Implikasi dan Harapan Publik
Penanganan kasus korupsi di lingkungan BUMN seperti ini selalu menarik perhatian publik, mengingat bank-bank milik negara memegang peranan vital dalam perekonomian nasional. Skandal korupsi di sektor perbankan tidak hanya merugikan keuangan negara, tetapi juga dapat mengikis kepercayaan masyarakat terhadap institusi keuangan tersebut. Oleh karena itu, KPK dituntut untuk bekerja secara profesional dan transparan dalam mengungkap tuntas kasus ini.
“Langkah pencekalan ini adalah bagian dari komitmen kami untuk memastikan proses penyidikan dapat berjalan efektif dan transparan. Kami tidak akan ragu menindak tegas siapa pun yang terbukti terlibat dalam praktik korupsi yang merugikan keuangan negara dan kepercayaan publik. Ini adalah pesan tegas bahwa tidak ada toleransi bagi praktik rasuah, terutama di lembaga-lembaga yang mengelola aset negara,” ujar Plt. Juru Bicara KPK, Ali Fikri, dalam pernyataannya.

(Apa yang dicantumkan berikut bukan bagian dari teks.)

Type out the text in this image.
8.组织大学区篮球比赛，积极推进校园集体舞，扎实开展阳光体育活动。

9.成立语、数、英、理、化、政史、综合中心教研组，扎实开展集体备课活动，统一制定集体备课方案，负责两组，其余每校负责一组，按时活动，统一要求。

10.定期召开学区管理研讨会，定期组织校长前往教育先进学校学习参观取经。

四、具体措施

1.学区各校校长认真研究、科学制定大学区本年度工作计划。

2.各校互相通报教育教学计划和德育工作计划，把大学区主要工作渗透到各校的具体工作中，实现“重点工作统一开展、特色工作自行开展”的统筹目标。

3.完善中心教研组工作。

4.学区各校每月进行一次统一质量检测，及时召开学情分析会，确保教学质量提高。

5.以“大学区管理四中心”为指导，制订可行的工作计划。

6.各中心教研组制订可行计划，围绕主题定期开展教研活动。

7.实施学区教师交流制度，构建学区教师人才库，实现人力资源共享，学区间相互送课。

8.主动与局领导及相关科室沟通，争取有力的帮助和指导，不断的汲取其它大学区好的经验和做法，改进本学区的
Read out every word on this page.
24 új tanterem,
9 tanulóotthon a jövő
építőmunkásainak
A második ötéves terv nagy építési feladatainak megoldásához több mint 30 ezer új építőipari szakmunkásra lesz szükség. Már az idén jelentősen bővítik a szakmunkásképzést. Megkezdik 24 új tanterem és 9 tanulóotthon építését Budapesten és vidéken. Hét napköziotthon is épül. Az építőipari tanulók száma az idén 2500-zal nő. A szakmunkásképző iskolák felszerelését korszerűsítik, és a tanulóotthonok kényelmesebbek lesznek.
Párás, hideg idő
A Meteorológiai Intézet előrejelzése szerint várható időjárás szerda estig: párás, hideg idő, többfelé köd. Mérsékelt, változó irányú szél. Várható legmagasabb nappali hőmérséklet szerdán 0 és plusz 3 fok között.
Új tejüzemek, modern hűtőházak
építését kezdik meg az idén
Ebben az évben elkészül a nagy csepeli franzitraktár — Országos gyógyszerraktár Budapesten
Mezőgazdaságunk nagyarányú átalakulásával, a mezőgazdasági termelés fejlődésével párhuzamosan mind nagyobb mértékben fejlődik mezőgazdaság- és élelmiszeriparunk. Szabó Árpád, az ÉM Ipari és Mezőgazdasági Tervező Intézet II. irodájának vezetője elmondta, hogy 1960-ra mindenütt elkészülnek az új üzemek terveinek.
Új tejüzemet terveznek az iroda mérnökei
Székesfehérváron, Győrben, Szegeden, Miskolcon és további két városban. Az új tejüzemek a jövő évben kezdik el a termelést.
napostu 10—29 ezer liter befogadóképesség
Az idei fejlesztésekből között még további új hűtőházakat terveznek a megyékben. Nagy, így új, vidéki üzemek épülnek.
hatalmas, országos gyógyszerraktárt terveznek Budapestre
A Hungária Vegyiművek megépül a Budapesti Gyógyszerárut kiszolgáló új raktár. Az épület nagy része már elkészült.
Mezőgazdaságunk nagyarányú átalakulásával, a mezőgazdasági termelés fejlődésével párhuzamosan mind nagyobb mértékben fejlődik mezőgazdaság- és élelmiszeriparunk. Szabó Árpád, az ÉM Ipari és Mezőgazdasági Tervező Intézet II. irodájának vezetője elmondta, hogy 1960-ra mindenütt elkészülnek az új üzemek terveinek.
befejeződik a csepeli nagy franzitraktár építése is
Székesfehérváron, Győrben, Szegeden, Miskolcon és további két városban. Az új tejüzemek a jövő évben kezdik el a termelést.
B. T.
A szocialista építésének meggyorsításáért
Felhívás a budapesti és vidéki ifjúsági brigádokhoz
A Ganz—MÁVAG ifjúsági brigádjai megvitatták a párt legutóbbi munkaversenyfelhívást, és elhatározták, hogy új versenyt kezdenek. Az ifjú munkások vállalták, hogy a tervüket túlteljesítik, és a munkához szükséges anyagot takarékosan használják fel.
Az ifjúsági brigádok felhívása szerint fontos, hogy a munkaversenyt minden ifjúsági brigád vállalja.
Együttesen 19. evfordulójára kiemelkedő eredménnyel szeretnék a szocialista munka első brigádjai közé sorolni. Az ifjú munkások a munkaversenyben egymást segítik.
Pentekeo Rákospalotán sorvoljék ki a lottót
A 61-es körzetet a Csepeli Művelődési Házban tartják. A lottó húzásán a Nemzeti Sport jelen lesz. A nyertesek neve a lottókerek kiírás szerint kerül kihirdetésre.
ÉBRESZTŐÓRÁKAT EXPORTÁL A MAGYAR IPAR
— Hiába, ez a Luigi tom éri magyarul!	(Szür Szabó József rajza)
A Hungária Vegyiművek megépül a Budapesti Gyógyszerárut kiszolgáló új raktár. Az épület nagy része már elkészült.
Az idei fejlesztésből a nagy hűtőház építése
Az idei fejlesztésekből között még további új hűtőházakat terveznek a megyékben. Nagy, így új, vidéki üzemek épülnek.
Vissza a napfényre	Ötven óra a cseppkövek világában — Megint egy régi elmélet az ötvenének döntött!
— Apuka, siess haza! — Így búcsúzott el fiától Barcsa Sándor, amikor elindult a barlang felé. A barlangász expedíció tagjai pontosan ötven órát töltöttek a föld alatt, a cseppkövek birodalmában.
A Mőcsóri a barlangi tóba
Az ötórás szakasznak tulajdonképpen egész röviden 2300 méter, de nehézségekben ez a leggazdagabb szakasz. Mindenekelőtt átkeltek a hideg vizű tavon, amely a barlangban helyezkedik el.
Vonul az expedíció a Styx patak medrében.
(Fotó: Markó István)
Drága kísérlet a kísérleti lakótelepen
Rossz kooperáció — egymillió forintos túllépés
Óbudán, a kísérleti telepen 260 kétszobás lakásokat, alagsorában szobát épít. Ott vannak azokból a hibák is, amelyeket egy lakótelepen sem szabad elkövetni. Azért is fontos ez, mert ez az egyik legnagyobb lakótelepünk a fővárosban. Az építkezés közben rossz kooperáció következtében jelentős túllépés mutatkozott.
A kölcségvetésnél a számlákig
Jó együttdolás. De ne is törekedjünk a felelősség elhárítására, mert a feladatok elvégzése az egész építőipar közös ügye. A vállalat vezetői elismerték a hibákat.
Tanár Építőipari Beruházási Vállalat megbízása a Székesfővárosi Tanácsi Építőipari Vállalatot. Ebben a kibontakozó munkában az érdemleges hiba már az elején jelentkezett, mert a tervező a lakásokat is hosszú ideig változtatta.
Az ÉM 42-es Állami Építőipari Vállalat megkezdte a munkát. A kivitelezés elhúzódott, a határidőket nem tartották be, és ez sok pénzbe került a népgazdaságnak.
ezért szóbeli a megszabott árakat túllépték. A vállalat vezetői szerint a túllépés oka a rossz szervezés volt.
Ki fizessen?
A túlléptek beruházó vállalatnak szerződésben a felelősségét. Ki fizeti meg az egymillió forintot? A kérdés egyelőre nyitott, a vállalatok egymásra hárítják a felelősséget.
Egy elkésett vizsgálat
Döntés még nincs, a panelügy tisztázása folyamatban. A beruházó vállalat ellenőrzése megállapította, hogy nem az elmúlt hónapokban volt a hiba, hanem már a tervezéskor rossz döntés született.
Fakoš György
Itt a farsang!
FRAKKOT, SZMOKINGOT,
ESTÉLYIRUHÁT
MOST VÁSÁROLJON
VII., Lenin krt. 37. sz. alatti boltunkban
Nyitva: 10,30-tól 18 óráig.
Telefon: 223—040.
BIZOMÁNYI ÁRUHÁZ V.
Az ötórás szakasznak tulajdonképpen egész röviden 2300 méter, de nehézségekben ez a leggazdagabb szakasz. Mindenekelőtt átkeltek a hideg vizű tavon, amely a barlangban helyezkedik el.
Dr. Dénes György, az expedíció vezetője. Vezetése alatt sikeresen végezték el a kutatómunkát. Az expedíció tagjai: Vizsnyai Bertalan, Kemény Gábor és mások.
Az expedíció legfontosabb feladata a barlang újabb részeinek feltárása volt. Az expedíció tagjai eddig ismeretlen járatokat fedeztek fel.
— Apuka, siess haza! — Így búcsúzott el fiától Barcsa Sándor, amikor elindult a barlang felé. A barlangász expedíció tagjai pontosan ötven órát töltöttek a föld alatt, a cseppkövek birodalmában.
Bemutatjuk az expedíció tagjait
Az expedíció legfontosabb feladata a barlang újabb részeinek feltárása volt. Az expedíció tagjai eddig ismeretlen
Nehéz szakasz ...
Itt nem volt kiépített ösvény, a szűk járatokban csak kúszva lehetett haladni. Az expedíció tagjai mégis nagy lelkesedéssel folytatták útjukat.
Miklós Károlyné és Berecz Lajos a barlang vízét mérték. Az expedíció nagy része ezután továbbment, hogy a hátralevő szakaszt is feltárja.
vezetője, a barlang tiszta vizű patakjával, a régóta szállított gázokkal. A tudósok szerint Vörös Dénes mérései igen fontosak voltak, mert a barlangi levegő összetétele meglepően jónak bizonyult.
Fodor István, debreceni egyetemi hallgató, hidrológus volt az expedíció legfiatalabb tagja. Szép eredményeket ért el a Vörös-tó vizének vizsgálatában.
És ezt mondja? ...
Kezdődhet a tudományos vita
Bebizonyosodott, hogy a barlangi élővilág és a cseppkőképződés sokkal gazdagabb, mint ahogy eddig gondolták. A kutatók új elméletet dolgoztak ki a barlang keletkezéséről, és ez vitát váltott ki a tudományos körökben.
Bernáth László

Setelah pencekalan ini, KPK diharapkan dapat segera melakukan serangkaian pemeriksaan terhadap para pihak yang dicegah, mengumpulkan bukti-bukti tambahan, dan pada akhirnya menetapkan tersangka yang bertanggung jawab. Masyarakat menanti hasil akhir dari penyidikan ini, dengan harapan adanya penegakan hukum yang adil dan pemulihan kerugian negara yang ditimbulkan. Kasus ini juga menjadi pengingat pentingnya tata kelola perusahaan yang baik dan pengawasan internal yang ketat di seluruh BUMN untuk mencegah terulangnya praktik korupsi di masa mendatang.